Savcı Mehmet Selim Kiraz’ın şehit edilmesinin ardından ısınan “arama gerilimi” yargıda “güvenlik krizine’ dönüştü. Çünkü tartışma sadece adliye binalarıyla sınırlı değil. Özellikle de hâkim ve savcılar açısından..İşte adalet.org. sitesinde yer alan ve ülkenin çeşitli adliyelerinden yazılan hakim ve savcı görüşlerinden bazıları:








Bu ülkede bir hâkim ve savcıyı rehin almak, kaçırmak kadar kolay bir şey yoktur.Koruması yoktur. Kiralık evlerde otururlar. Yarın bir hâkim ve savcı dışarda kaçırılıp, rehin alınırsa şehrin girişinede mi x-ray cihazı koyacaklar?

Adliye’nin kendisi değil hedef olan kişiler korunmalıdır. Asıl hedefler korumasız bırakılırken kimsenin tanımadığı adliye içinde idari görevlere bakanlar koruma ordusu ile dolaşmaktadır.

Rehin alınan savcımızın ölümü ile sonuçlanan bir kurtarma faaliyetine katılanları kutlayarak, hâkim ve savcıların aranmasını isteyerek, hedef saptırarak, koruma eksikliğini, istihbarat eksikliğini, kurtarma eksikliğini kapatamazsınız...

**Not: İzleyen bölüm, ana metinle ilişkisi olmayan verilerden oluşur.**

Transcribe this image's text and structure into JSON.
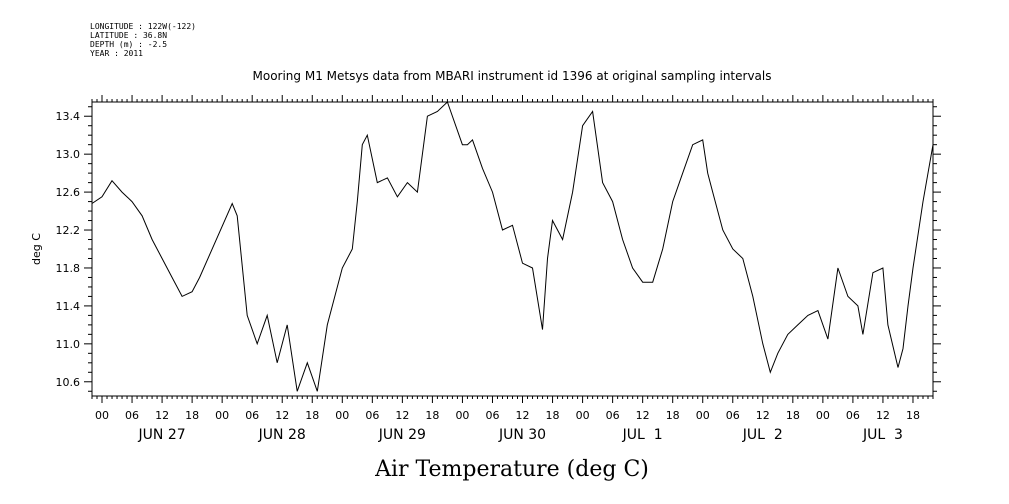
{
  "header": {
    "lines": [
      "LONGITUDE : 122W(-122)",
      "LATITUDE : 36.8N",
      "DEPTH (m) : -2.5",
      "YEAR : 2011"
    ]
  },
  "chart_data": {
    "type": "line",
    "title": "Mooring M1 Metsys data from MBARI instrument id 1396 at original sampling intervals",
    "xlabel": "Air Temperature (deg C)",
    "ylabel": "deg C",
    "ylim": [
      10.45,
      13.55
    ],
    "yticks": [
      10.6,
      11.0,
      11.4,
      11.8,
      12.2,
      12.6,
      13.0,
      13.4
    ],
    "ytick_labels": [
      "10.6",
      "11.0",
      "11.4",
      "11.8",
      "12.2",
      "12.6",
      "13.0",
      "13.4"
    ],
    "xlim": [
      "2011-06-26T22:00",
      "2011-07-03T22:00"
    ],
    "hour_tick_labels": [
      "00",
      "06",
      "12",
      "18",
      "00",
      "06",
      "12",
      "18",
      "00",
      "06",
      "12",
      "18",
      "00",
      "06",
      "12",
      "18",
      "00",
      "06",
      "12",
      "18",
      "00",
      "06",
      "12",
      "18",
      "00",
      "06",
      "12",
      "18"
    ],
    "day_labels": [
      "JUN 27",
      "JUN 28",
      "JUN 29",
      "JUN 30",
      "JUL  1",
      "JUL  2",
      "JUL  3"
    ],
    "grid": false,
    "series": [
      {
        "x": [
          "2011-06-26T22:00",
          "2011-06-27T00:00",
          "2011-06-27T02:00",
          "2011-06-27T04:00",
          "2011-06-27T06:00",
          "2011-06-27T08:00",
          "2011-06-27T10:00",
          "2011-06-27T12:00",
          "2011-06-27T14:00",
          "2011-06-27T16:00",
          "2011-06-27T18:00",
          "2011-06-27T19:30",
          "2011-06-28T02:00",
          "2011-06-28T03:00",
          "2011-06-28T05:00",
          "2011-06-28T07:00",
          "2011-06-28T09:00",
          "2011-06-28T11:00",
          "2011-06-28T13:00",
          "2011-06-28T15:00",
          "2011-06-28T17:00",
          "2011-06-28T19:00",
          "2011-06-28T21:00",
          "2011-06-29T00:00",
          "2011-06-29T02:00",
          "2011-06-29T03:00",
          "2011-06-29T04:00",
          "2011-06-29T05:00",
          "2011-06-29T07:00",
          "2011-06-29T09:00",
          "2011-06-29T11:00",
          "2011-06-29T13:00",
          "2011-06-29T15:00",
          "2011-06-29T17:00",
          "2011-06-29T19:00",
          "2011-06-29T21:00",
          "2011-06-30T00:00",
          "2011-06-30T01:00",
          "2011-06-30T02:00",
          "2011-06-30T04:00",
          "2011-06-30T06:00",
          "2011-06-30T08:00",
          "2011-06-30T10:00",
          "2011-06-30T12:00",
          "2011-06-30T14:00",
          "2011-06-30T16:00",
          "2011-06-30T17:00",
          "2011-06-30T18:00",
          "2011-06-30T20:00",
          "2011-06-30T22:00",
          "2011-07-01T00:00",
          "2011-07-01T02:00",
          "2011-07-01T04:00",
          "2011-07-01T06:00",
          "2011-07-01T08:00",
          "2011-07-01T10:00",
          "2011-07-01T12:00",
          "2011-07-01T14:00",
          "2011-07-01T16:00",
          "2011-07-01T18:00",
          "2011-07-01T20:00",
          "2011-07-01T22:00",
          "2011-07-02T00:00",
          "2011-07-02T01:00",
          "2011-07-02T02:00",
          "2011-07-02T04:00",
          "2011-07-02T06:00",
          "2011-07-02T08:00",
          "2011-07-02T10:00",
          "2011-07-02T12:00",
          "2011-07-02T13:30",
          "2011-07-02T15:00",
          "2011-07-02T17:00",
          "2011-07-02T19:00",
          "2011-07-02T21:00",
          "2011-07-02T23:00",
          "2011-07-03T01:00",
          "2011-07-03T03:00",
          "2011-07-03T05:00",
          "2011-07-03T07:00",
          "2011-07-03T08:00",
          "2011-07-03T10:00",
          "2011-07-03T12:00",
          "2011-07-03T13:00",
          "2011-07-03T15:00",
          "2011-07-03T16:00",
          "2011-07-03T17:00",
          "2011-07-03T18:00",
          "2011-07-03T20:00",
          "2011-07-03T21:00",
          "2011-07-03T22:00"
        ],
        "y": [
          12.48,
          12.55,
          12.72,
          12.6,
          12.5,
          12.35,
          12.1,
          11.9,
          11.7,
          11.5,
          11.55,
          11.7,
          12.48,
          12.35,
          11.3,
          11.0,
          11.3,
          10.8,
          11.2,
          10.5,
          10.8,
          10.5,
          11.2,
          11.8,
          12.0,
          12.5,
          13.1,
          13.2,
          12.7,
          12.75,
          12.55,
          12.7,
          12.6,
          13.4,
          13.45,
          13.55,
          13.1,
          13.1,
          13.15,
          12.85,
          12.6,
          12.2,
          12.25,
          11.85,
          11.8,
          11.15,
          11.9,
          12.3,
          12.1,
          12.6,
          13.3,
          13.45,
          12.7,
          12.5,
          12.1,
          11.8,
          11.65,
          11.65,
          12.0,
          12.5,
          12.8,
          13.1,
          13.15,
          12.8,
          12.6,
          12.2,
          12.0,
          11.9,
          11.5,
          11.0,
          10.7,
          10.9,
          11.1,
          11.2,
          11.3,
          11.35,
          11.05,
          11.8,
          11.5,
          11.4,
          11.1,
          11.75,
          11.8,
          11.2,
          10.75,
          10.95,
          11.4,
          11.8,
          12.5,
          12.8,
          13.1
        ]
      }
    ]
  }
}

Korumalarımız alındıktan sonra şimdi de silahlarımız adliye girişinde elimizden alınmak isteniyor. Bakalım daha neler göreceğiz?

Güvenlik ve idari anlamda sorumlu bir kişi dahi istifa etmedi. İsterseniz üst araması işi gibi istifa işini de bize yıkın ki bir daha hâkim-savcı unvanlı birileri ölmesin.